Во фрагменте Кафки 1914 года это превалирующее чувство представлено еще резче. "Однажды летом под вечер я пришел в деревню", начинается продолжающаяся на четырнадцати страницах в одну четвертую долю листа, но, к сожалению, оборванная новелла. "Повсюду перед крестьянскими домами видны высокие старые деревья. Это было после дождя, дул свежий ветер, все мне чрезвычайно нравилось". калитка в ограде открылась, дети арендатора проверяли, кто там явился так поздно вечером. Рассказчик испугал их, но через некоторое время получил справку. "Чужаку все кажется странным", извинился он, улыбаясь. Рассказчик хотел переночевать в деревне и, ища постоялый двор, оказался под наблюдением. Первый же, с кем он заговорил, сказал жене: "Я хотел бы еще посмотреть, что этот человек здесь натворит. Он чужак. Он шатается тут совсем зря. Только взгляни". И Кафка продолжил: "Он говорил при мне, словно я глух и не понимаю его языка". - Зловещий разговор с супружеской парой продолжился. Ночлег чужак у них получил. Все вокруг пронизывала почти или полностью неизъяснимая неприязнь. "Если мое присутствие доставило вам хотя бы малейшее затруднение, то скажите откровенно, я не совсем это понимаю. И я пойду на постоялый двор, мне это абсолютно безразлично". "Он говорит слишком много", едва слышно произнесла женщина. Это могло восприниматься только как оскорбление; итак, на мою учтивость ответили оскорблением, но это была старая женщина, я не посмел отстоять себя. И именно эта беспомощность, вероятно. Причиной того, что это не отброшенное назад женщине замечание подействовало на меня гораздо сильнее, чем оно это заслуживало. Я ощущал некое основание для упрека не оттого, что я слишком разговорчив, ведь я сказал только самое необходимое, а ИЗ ПРОСТЫХ, ДОВОЛЬНО ОСНОВАТЕЛЬНЫХ, ИЗ МОЕГО СУЩЕСТВОВАНИЯ ИСХОДЯЩИХ ПРИЧИН". Наконец, описано, как чужак, сам того не желая, по неловкости и недоразумению, помешал детям спать, произведя переполох во всем доме.
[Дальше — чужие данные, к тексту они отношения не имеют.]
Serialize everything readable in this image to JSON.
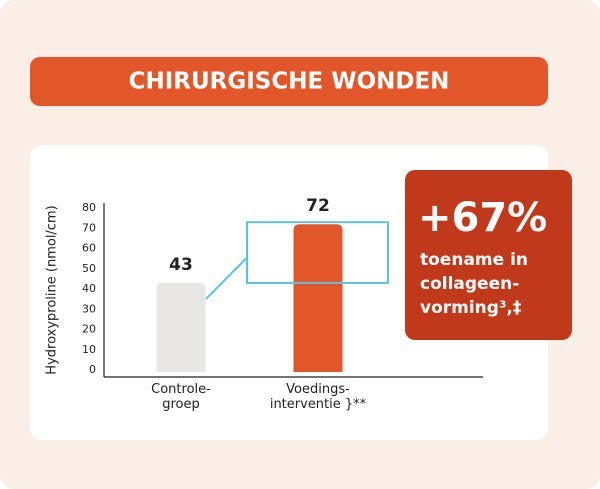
{
  "chart_data": {
    "type": "bar",
    "title": "CHIRURGISCHE WONDEN",
    "y_label": "Hydroxyproline (nmol/cm)",
    "categories": [
      "Controle-\ngroep",
      "Voedings-\ninterventie }**"
    ],
    "values": [
      43,
      72
    ],
    "colors": [
      "#e8e7e5",
      "#e2572a"
    ],
    "ylim": [
      0,
      80
    ],
    "yticks": [
      0,
      10,
      20,
      30,
      40,
      50,
      60,
      70,
      80
    ],
    "grid": false,
    "callout_value": "+67%",
    "callout_text": "toename in\ncollageen-\nvorming³,‡"
  }
}
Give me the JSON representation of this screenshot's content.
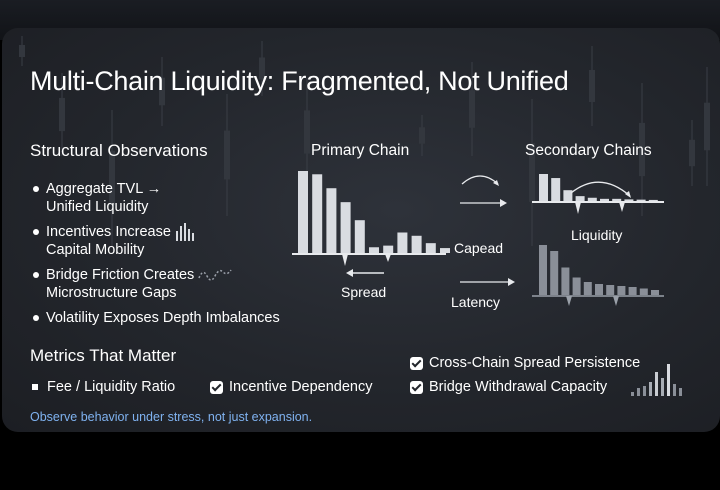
{
  "title": "Multi-Chain Liquidity: Fragmented, Not Unified",
  "structural": {
    "heading": "Structural Observations",
    "items": [
      {
        "line1": "Aggregate TVL →",
        "line2": "Unified Liquidity",
        "icon": "none"
      },
      {
        "line1": "Incentives Increase",
        "line2": "Capital Mobility",
        "icon": "mini-bars-icon"
      },
      {
        "line1": "Bridge Friction Creates",
        "line2": "Microstructure Gaps",
        "icon": "squiggle-bars-icon"
      },
      {
        "line1": "Volatility Exposes Depth Imbalances",
        "line2": "",
        "icon": "none"
      }
    ]
  },
  "diagram": {
    "primary_label": "Primary Chain",
    "secondary_label": "Secondary Chains",
    "spread_label": "Spread",
    "capead_label": "Capead",
    "latency_label": "Latency",
    "liquidity_label": "Liquidity",
    "primary_depth": [
      100,
      96,
      79,
      62,
      40,
      7,
      9,
      25,
      21,
      12,
      6
    ],
    "secondary_top_depth": [
      100,
      85,
      40,
      18,
      12,
      8,
      8,
      6,
      5,
      4
    ],
    "secondary_bottom_depth": [
      100,
      88,
      55,
      35,
      26,
      22,
      20,
      18,
      16,
      13,
      10
    ]
  },
  "metrics": {
    "heading": "Metrics That Matter",
    "items": [
      {
        "label": "Fee / Liquidity Ratio",
        "marker": "square"
      },
      {
        "label": "Incentive Dependency",
        "marker": "check"
      },
      {
        "label": "Cross-Chain Spread Persistence",
        "marker": "check"
      },
      {
        "label": "Bridge Withdrawal Capacity",
        "marker": "check"
      }
    ]
  },
  "footnote": "Observe behavior under stress, not just expansion.",
  "colors": {
    "background": "#23262c",
    "text": "#ffffff",
    "bars": "#d9dce1",
    "muted_bars": "#8a8f98",
    "accent_footnote": "#7fb2f0"
  }
}
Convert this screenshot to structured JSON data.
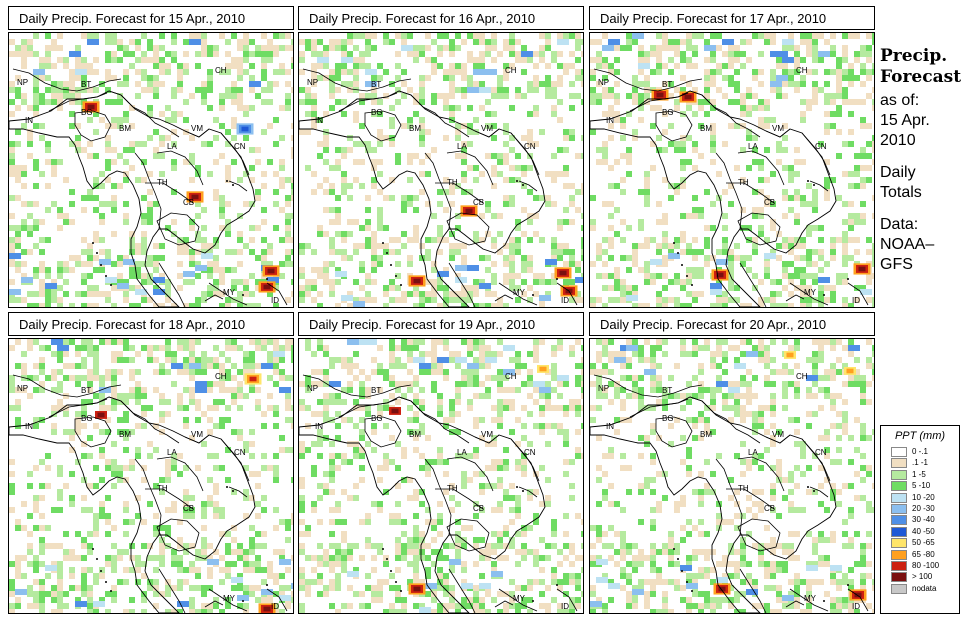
{
  "panels": [
    {
      "title": "Daily Precip. Forecast for  15 Apr., 2010"
    },
    {
      "title": "Daily Precip. Forecast for  16 Apr., 2010"
    },
    {
      "title": "Daily Precip. Forecast for  17 Apr., 2010"
    },
    {
      "title": "Daily Precip. Forecast for  18 Apr., 2010"
    },
    {
      "title": "Daily Precip. Forecast for  19 Apr., 2010"
    },
    {
      "title": "Daily Precip. Forecast for  20 Apr., 2010"
    }
  ],
  "map_labels": {
    "np": "NP",
    "bt": "BT",
    "bg": "BG",
    "in": "IN",
    "ch": "CH",
    "bm": "BM",
    "vm": "VM",
    "la": "LA",
    "th": "TH",
    "cb": "CB",
    "cn": "CN",
    "my": "MY",
    "id": "ID"
  },
  "sidebar": {
    "title_line1": "Precip.",
    "title_line2": "Forecast",
    "asof_label": "as of:",
    "date_line1": "15 Apr.",
    "date_line2": "2010",
    "daily_line1": "Daily",
    "daily_line2": "Totals",
    "data_line1": "Data:",
    "data_line2": "NOAA–",
    "data_line3": "GFS"
  },
  "legend": {
    "title": "PPT (mm)",
    "items": [
      {
        "label": "0 -.1",
        "color": "#ffffff"
      },
      {
        "label": ".1 -1",
        "color": "#f1dfc2"
      },
      {
        "label": "1 -5",
        "color": "#b5ea9f"
      },
      {
        "label": "5 -10",
        "color": "#6fdc63"
      },
      {
        "label": "10 -20",
        "color": "#bde2f3"
      },
      {
        "label": "20 -30",
        "color": "#8cbfef"
      },
      {
        "label": "30 -40",
        "color": "#4f8fe6"
      },
      {
        "label": "40 -50",
        "color": "#1f59d6"
      },
      {
        "label": "50 -65",
        "color": "#ffe56a"
      },
      {
        "label": "65 -80",
        "color": "#ffa01f"
      },
      {
        "label": "80 -100",
        "color": "#cc2010"
      },
      {
        "label": "> 100",
        "color": "#7a1010"
      },
      {
        "label": "nodata",
        "color": "#c8c8c8"
      }
    ]
  }
}
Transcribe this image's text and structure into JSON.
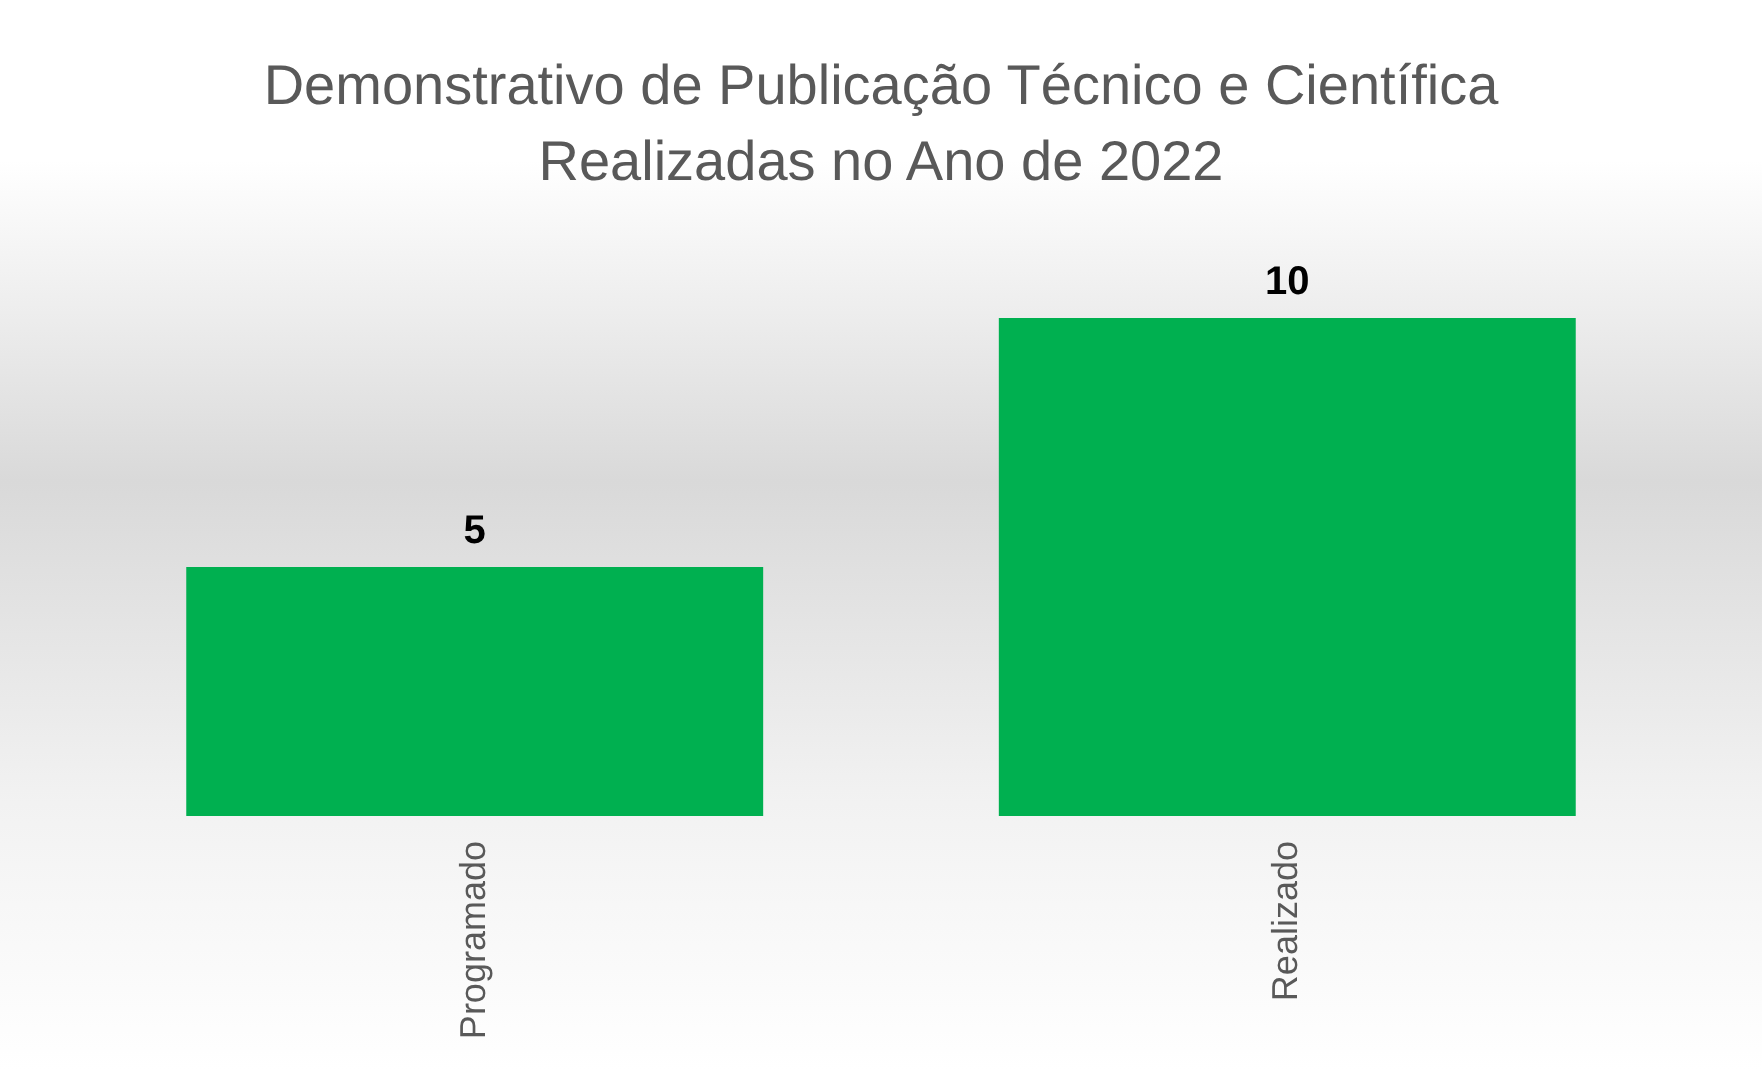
{
  "chart_data": {
    "type": "bar",
    "title": "Demonstrativo de Publicação Técnico e Científica\nRealizadas no Ano de 2022",
    "categories": [
      "Programado",
      "Realizado"
    ],
    "values": [
      5,
      10
    ],
    "color": "#00b050",
    "data_labels": true
  }
}
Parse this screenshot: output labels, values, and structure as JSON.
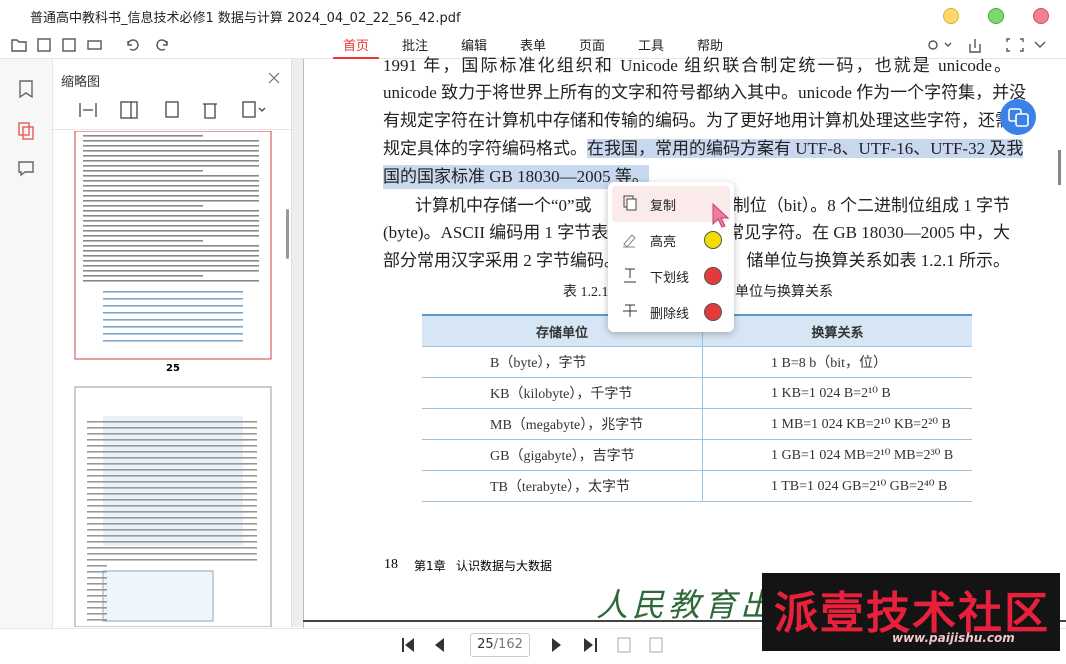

Негативный аспект еврейского вопроса, шаткое положение еврейского народа разъясняется также в новелле "Певица Жозефина, или мышиный народ", последней из законченной Кафкой и им самим отобранной для печати.. не нужно было указывать конкретно, на какой народ столь прозрачно намекает суете беззащитного мышиного множества. Каким образом в глубинах самого притесняемого народа все еще способно возыметь силу ложность знаменитостей. Литераторов, выдающихся "личностей": это необычайно смешное представление протагониста, полагающего, что только от него, от его единственного слова мир ждет спасения; к сожалению, такое именно в еврейской среде и особенно часто в проявлениях литературной жизни встречается человек, только себя считающий избранным, и все, что делали другие, советовали, говорили, с насмешливой рассудительностью отбрасывал, как пустячное, или едва принимал во внимание.56 Не поймите меня превратно! Ситуация лишенных осторожности мыслей одновременно универсальный символ добра и зла. Пророки и в других народах являлись до времени. И только в этом смысле ситуация беспомощности, вроде безответственно-недобросовестных "знаменитостей" у евреев, в чрезвычайно ярко направленном свете предстоят крайности еврейского народа и еврейской души; она (ситуация) является как будто чрезвычайно контрастной миниатюрой, карикатурно-поясняющей аббревиатурой человеческих страданий.
56 Сам Кафка пример человека противоположного типа, скромного, смиренного, не имевшего в себе ни малейшего признака подобного "Спасителя". В этом смысле, как мне кажется, он зашел чуть ли не слишком далеко еще вопрос, насколько виновны в его оказиональной недосамооценке суровые жизненные обстоятельства, и не заслужил ли он, быть может, звания великого исторически-идейного провозвестника истинной религиозности.